Jugar con palabras era ajeno a mí hasta los doce años. Fue en cuanto metí mis narices en los libros cuando todo comenzó a dar vueltas y vueltas, sembrando miles de inquietudes e interrogantes. Mi patética vida de adolescente dio un vuelco y en un abrir y cerrar de ojos, me encontré devorando libros sin tomar aliento. Encontré una puerta, y no dudé ni un segundo en cruzarla. La paz y tranquilidad que se encuentra tras los libros y la imaginación es el mejor remedio para los problemas.
Entonces, tras primaveras de lectura, me decidí. Sería escritora y cambiaría el mundo con sólo palabras.
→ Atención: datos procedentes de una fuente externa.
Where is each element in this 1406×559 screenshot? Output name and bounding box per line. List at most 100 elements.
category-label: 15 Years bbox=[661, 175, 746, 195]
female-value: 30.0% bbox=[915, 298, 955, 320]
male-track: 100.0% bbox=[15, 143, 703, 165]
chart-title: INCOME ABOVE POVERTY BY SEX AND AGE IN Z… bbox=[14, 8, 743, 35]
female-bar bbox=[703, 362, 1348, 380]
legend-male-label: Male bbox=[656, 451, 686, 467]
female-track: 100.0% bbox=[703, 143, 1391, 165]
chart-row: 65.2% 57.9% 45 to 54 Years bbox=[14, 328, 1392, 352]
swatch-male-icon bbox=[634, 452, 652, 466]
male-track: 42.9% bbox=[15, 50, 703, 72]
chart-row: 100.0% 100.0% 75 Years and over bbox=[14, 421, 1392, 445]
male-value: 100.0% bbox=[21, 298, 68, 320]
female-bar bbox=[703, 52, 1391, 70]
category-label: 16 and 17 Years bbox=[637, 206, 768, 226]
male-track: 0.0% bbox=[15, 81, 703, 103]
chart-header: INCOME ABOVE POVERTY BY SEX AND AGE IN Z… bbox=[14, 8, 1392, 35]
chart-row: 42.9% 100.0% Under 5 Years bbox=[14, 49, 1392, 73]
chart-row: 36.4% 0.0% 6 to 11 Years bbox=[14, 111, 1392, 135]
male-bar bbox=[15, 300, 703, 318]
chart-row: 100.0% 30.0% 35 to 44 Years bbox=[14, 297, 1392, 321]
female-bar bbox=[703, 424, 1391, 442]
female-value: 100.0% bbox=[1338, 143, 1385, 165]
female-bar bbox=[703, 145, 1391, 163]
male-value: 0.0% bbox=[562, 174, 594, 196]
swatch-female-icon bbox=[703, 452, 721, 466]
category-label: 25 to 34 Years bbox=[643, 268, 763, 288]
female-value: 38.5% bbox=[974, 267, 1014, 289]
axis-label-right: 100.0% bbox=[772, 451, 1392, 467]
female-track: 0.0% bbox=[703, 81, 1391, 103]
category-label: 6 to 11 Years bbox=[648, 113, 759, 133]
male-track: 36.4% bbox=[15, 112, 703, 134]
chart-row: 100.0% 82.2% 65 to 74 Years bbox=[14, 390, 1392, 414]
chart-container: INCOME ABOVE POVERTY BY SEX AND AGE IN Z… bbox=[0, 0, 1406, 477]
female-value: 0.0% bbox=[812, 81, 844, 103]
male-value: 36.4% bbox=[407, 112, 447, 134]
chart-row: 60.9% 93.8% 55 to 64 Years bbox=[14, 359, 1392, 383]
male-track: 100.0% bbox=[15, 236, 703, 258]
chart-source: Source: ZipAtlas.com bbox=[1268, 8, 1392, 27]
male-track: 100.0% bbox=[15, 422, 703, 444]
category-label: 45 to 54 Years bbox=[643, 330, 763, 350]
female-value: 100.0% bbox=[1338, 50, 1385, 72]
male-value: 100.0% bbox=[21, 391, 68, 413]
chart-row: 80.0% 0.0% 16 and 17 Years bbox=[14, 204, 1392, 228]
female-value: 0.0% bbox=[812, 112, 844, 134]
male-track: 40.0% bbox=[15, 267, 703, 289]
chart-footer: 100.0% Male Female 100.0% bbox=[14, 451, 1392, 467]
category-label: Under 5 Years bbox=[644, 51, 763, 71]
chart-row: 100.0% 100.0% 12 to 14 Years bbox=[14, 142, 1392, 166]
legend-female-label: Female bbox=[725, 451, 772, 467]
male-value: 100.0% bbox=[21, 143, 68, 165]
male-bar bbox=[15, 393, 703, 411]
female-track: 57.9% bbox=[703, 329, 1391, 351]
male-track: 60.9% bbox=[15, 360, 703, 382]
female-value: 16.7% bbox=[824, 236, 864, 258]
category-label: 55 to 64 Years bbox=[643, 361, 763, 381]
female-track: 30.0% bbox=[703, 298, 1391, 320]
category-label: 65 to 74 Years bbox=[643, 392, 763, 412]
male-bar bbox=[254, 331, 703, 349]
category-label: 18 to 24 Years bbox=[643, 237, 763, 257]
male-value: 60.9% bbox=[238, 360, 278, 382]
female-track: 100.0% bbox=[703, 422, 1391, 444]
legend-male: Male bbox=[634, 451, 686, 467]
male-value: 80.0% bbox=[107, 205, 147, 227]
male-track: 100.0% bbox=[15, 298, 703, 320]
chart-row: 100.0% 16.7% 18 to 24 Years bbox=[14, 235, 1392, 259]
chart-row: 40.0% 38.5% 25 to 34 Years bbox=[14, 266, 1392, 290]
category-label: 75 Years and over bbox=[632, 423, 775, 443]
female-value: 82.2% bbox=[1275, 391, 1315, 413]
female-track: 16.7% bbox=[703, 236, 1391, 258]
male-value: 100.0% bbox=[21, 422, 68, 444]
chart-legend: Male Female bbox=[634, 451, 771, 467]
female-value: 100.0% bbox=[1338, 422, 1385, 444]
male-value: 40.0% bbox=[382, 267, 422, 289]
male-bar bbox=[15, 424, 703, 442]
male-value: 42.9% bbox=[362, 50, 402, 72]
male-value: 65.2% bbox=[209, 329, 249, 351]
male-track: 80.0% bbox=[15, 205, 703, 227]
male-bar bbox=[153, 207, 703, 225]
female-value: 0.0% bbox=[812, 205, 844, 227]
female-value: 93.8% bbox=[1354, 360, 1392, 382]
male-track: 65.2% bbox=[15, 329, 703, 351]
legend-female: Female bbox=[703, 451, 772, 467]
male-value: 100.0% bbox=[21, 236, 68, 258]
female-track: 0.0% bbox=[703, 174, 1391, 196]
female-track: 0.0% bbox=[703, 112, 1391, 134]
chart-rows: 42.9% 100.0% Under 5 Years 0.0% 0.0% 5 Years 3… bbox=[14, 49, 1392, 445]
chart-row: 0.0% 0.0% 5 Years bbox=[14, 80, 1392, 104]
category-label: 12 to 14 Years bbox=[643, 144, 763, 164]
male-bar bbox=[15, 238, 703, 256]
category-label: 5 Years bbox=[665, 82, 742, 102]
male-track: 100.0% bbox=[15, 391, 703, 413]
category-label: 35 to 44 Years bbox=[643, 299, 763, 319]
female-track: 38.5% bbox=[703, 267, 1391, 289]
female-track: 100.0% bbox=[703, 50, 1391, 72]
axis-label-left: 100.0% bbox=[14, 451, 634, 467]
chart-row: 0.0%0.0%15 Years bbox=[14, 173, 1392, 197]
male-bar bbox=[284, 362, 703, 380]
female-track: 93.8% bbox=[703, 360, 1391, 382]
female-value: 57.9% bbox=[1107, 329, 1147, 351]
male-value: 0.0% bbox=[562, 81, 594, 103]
Sólo era cuestión de tomar la pluma, estirar el arrugado pergamino y escribir. Perderme en cada una de las vocales y más tarde, encontrarme en las torcidas tildes.
Y tan rápido como llegó el pájaro, éste se fue.
Estudiaré medicina.
Reiré con bisturíes y le confesaré mis más grandes secretos al estetoscopio. Guardaré mis palabras en una caja de cristal y la lanzaré al olvido. Pegaré mi frente al frío vidrio de las librerías y observaré con detenimiento las portadas de los libros mejor vendidos, mientras que los monótonos ensayos de genética molecular me esperarán en casa.
Y cuando haya tenido suficiente del esqueleto craneofacial y de la dermolipectomia circular, echaré todo al basurero. Encontraré mi pluma bañada por una fina capa de polvo y mi arrugado pergamino carcomido por las polillas.
Limpiaré las palabras con un pañuelo de seda y las abrazaré con todas mis fuerzas.
Dentro de unos cuantos años, tal vez.